Each Instagram Story goes out at 6 p.m. GMT and includes four or five clips, each 10 seconds long and subtitled. One of the week’s Stories is a roundup of the best news in the autoworld; the other is the best user-submitted content. Usually, each Story gets 200,000 views.

“Most people associate Instagram with entertainment, but we’re seeing the news content have a higher retention rate of 80 percent,” said Szedlak, meaning 80 percent of the people who started the Stories clicked all the way to the final slide. Other content still gets a high retention rate of 75 percent, although this was below 70 percent when the Stories had no subtitles. Retention rate is key in analyzing Story success: Viewers can’t post comments, so drop-off is the only way to infer viewer feedback.

News doesn’t break often or move quickly in the auto world, so a weekly roundup keeps it interesting. Recent news clips include leaked factory footage of the new Alfa Romeo Stelvio SUV, Mercedes’ announcement of a new model, and the demo release of a new car game. User-generated content takes all forms; people send in videos from Formula One racing events, taking test drives in new cars, or funny situations in car rallies.
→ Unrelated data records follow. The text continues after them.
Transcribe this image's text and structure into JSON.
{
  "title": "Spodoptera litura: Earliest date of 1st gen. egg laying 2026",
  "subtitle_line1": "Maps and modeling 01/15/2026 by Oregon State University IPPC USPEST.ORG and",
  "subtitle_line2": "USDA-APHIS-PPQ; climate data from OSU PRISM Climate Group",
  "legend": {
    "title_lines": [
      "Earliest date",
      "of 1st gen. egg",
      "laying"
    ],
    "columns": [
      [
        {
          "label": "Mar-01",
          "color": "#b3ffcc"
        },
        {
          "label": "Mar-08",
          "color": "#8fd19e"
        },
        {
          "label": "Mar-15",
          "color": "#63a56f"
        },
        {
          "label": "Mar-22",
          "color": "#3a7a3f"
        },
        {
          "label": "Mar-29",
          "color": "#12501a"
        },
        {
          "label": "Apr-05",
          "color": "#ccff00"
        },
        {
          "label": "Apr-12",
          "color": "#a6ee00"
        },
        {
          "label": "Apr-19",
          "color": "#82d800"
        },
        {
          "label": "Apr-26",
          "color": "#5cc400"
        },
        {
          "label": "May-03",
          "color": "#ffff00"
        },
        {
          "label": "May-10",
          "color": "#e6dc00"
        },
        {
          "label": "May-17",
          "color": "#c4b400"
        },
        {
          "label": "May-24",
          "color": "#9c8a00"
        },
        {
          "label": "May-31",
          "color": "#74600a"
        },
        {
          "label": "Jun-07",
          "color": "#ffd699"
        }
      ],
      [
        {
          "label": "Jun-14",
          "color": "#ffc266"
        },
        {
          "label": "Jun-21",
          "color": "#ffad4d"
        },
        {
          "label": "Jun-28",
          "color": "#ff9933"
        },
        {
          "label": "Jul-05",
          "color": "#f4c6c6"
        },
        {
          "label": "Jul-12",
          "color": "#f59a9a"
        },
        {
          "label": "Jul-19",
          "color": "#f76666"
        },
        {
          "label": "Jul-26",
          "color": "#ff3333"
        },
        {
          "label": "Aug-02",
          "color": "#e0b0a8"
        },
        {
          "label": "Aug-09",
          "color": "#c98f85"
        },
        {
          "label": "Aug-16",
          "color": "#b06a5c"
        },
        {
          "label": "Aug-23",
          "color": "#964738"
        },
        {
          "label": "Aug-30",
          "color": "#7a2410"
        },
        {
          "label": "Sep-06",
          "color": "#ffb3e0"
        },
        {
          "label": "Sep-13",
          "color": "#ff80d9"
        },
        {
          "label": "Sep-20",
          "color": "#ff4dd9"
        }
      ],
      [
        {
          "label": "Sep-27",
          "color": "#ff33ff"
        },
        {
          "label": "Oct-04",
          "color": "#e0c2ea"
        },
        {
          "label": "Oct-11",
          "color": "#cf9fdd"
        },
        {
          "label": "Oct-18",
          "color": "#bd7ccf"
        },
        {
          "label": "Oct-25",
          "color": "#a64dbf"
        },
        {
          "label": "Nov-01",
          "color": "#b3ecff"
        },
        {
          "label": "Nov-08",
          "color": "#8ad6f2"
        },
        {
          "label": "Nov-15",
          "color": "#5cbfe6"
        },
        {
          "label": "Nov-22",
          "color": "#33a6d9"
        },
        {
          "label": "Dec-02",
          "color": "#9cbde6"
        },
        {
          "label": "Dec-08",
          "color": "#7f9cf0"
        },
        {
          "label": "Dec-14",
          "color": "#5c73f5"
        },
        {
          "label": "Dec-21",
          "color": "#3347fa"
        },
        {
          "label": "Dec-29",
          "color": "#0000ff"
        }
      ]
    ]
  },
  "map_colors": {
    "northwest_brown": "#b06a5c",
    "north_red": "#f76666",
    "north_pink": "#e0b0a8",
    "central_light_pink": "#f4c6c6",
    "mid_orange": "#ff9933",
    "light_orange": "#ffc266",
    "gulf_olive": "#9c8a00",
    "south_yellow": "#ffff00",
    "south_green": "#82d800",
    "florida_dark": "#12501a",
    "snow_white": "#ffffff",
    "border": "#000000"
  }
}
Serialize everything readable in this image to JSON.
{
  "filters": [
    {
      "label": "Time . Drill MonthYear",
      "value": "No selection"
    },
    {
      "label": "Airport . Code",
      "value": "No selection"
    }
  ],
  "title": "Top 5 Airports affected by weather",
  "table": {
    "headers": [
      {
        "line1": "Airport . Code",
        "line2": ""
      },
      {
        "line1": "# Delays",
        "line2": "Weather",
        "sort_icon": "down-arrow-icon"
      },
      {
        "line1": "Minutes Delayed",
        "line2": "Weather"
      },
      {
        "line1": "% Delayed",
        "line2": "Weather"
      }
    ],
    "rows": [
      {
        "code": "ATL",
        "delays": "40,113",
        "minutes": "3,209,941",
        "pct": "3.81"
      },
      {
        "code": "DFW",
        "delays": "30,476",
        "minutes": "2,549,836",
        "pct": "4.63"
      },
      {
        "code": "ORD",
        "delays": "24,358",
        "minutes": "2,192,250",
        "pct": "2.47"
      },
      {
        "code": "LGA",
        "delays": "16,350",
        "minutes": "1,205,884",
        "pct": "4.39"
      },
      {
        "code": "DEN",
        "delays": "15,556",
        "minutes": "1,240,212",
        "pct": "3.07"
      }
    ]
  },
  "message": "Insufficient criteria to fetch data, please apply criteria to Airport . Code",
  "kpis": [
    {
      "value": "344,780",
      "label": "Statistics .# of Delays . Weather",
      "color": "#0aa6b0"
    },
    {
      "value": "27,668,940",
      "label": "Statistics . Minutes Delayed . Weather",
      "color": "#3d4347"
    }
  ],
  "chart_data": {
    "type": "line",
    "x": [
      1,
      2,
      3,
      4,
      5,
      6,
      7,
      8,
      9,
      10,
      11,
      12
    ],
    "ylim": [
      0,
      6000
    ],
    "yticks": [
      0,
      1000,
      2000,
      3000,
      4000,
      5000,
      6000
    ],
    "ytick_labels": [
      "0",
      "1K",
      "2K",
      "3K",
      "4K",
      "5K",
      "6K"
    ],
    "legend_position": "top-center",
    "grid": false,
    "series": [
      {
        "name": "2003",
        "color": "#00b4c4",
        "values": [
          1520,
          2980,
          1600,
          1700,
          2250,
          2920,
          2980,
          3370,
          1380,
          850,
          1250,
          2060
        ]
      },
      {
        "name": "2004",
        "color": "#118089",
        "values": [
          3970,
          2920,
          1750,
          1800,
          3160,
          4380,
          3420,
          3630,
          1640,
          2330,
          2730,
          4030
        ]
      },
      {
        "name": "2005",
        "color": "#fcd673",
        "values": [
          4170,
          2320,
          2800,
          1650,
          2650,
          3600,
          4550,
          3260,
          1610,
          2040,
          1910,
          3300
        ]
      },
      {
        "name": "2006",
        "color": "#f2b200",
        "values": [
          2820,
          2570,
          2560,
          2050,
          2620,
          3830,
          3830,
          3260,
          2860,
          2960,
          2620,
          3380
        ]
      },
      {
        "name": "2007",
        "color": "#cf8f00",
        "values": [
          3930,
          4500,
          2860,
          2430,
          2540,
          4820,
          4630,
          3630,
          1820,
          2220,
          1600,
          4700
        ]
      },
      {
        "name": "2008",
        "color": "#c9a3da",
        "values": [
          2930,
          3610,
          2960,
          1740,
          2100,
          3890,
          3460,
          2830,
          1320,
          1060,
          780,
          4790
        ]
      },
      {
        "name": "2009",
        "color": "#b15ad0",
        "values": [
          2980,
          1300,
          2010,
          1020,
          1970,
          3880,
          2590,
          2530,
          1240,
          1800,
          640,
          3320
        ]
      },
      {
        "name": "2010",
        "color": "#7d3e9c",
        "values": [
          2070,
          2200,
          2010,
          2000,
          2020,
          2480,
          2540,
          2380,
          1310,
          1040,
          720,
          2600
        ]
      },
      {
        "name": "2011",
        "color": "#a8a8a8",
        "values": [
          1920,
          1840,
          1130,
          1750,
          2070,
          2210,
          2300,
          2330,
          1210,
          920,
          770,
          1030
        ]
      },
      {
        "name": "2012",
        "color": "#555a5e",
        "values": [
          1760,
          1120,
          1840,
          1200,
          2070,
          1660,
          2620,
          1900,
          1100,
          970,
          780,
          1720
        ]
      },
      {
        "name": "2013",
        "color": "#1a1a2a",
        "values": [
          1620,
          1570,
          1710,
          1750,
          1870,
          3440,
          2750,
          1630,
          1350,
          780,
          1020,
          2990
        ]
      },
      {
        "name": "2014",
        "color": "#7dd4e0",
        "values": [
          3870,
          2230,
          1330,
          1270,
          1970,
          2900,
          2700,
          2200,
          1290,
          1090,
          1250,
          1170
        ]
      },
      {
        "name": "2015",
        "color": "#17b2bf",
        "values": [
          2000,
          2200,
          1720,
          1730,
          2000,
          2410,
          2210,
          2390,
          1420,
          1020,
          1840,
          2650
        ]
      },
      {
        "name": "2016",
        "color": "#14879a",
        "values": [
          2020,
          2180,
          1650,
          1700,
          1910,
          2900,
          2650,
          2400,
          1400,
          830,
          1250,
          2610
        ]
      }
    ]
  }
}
Other publishers like Business Insider’s distributed arm, Insider, is also finding success with Instagram Stories. In September, it generated nearly 5.2 million views. “Many publishers don’t invest in new platforms because they can’t monetize,” suggests Szedlak. “Then when the new features are introduced, they are at a disadvantage.”

For Car Throttle, about 90 percent of revenue comes from making content for brands like Michelin tyres and Nissan. In these campaigns, Instagram and Instagram Stories features on the plan, but 95 percent of the content is still editorial.

As Car Throttle spins out more niche pages on Facebook and Instagram, like JDM (Japanese car brands) and Car Throttle Euro, it can grow the amount of branded content it takes on without diluting its own content. In general, the branded posts have equal engagement to editorial, although Szedlak notes there is a trade off: “If we get less creative freedom from a brand then they have to compromise on viral reach.”